Nella seconda opzione, distinta per l’utilizzo di due condensatori, il recupero del calore avviene direttamente dal gas caldo nel circuito refrigerante utilizzando un fascio condensante supplementare convogliato in parallelo con il condensatore principale. Il circuito di riscaldamento e il circuito della torre di raffreddamento restano sempre separati, evitando così anche in questo caso la contaminazione incrociata.

Questo refrigeratore può anche funzionare come refrigeratore di solo raffreddamento alla normale temperatura di condensazione. Poiché la temperatura dell’acqua di riscaldamento in uscita da questo tipo di refrigeratore risulta inferiore (ad esempio sui 30 °C), l’impiego del condensatore ausiliario è in genere limitato alle operazioni di preriscaldamento dell’acqua.

Si è detto che nella maggior parte dei chiller dotati di un sistema con recupero di calore, rispetto a quelli con funzionalità standard (senza recupero), si ottiene una temperatura più alta dell’acqua in uscita dal condensatore e di conseguenza si modifica l’efficienza energetica della macchina rispetto ad un chiller in funzionamento standard in solo raffreddamento.

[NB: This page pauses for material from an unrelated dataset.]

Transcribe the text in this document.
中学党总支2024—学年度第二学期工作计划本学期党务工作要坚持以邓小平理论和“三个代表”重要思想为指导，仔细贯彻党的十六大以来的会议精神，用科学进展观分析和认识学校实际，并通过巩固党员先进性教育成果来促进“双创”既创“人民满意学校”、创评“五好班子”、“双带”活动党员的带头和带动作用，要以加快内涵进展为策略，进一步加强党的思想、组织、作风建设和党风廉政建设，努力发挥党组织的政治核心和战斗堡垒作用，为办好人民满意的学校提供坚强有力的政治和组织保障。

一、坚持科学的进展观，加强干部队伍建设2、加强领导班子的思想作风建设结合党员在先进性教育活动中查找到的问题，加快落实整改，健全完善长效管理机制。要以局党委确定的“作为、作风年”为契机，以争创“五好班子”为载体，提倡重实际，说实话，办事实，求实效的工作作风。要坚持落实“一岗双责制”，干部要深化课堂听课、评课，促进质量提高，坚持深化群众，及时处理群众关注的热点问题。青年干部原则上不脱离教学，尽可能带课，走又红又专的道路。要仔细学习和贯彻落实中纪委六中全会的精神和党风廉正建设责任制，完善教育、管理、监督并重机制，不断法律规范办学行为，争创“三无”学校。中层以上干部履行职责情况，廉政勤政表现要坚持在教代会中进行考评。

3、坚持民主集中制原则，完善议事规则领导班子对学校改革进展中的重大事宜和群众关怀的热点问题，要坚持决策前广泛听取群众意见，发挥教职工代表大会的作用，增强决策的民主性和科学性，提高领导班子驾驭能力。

Il ciclo termodinamico, e così il sistema, presenta un’efficienza energetica minore nel funzionamento con recupero di calore, a causa del maggiore differenziale di pressione e della conseguente riduzione dell’effetto di refrigerazione.

In condizioni di carico parziale, se il salto differenziale del refrigerante tra evaporatore e condensatore risulta troppo elevato, un compressore centrifugo può entrare in uno stato conosciuto come il cosiddetto fenomeno di “pompaggio” (surge). Il prolungamento temporale di questa situazione porta a situazioni di criticità finanche alla rottura del compressore e dunque dovrebbe essere quanto più limitato/evitato.

In teoria la quantità di calore in gioco è data dalla somma del carico termico di raffreddamento e dalla potenza del compressore. La quantità massima di recupero di calore arriva al 100% della capacità di refrigerazione per alcuni chiller centrifughi che utilizzano per il recupero un condensatore supplementare.

È sempre consigliabile operare con una bassa temperatura dell’acqua nel circuito di riscaldamento, ovviamente se il processo lo consente. Nella maggior parte dei casi per mantenere un valore prefissato della temperatura di ritorno dell’acqua di riscaldamento deve essere previsto un sistema di controllo della temperatura dell’acqua di riscaldamento.

Quando poi il compressore non lavora (scarico), la differenza di pressione che si deve conseguire al fine di evitare il fenomeno del “pompaggio” rimane essenzialmente la stessa, mentre la capacità del compressore diminuisce.

Se si sta progettando l’utilizzo di un’unità di refrigerazione per produrre dell’acqua di raffreddamento vale di norma prendere in considerazione l’eventualità di consentire un possibile utilizzo della macchina anche per la produzione di acqua calda ai fini del riscaldamento e/o sanitario.

Nelle macchine polivalenti anche i compressori utilizzati spaziano dalle soluzioni alternativo o scroll, ai compressori a vite o centrifughi per le potenze maggiori. I refrigeranti utilizzati, vista anche la continua evoluzione non solo normativa, variano anch’essi dal R-410A all’R-134a per le potenze maggiori, con in alternativa le soluzioni a basso impatto ambientale (GWP) come l’R-513A e l’R-1234ze.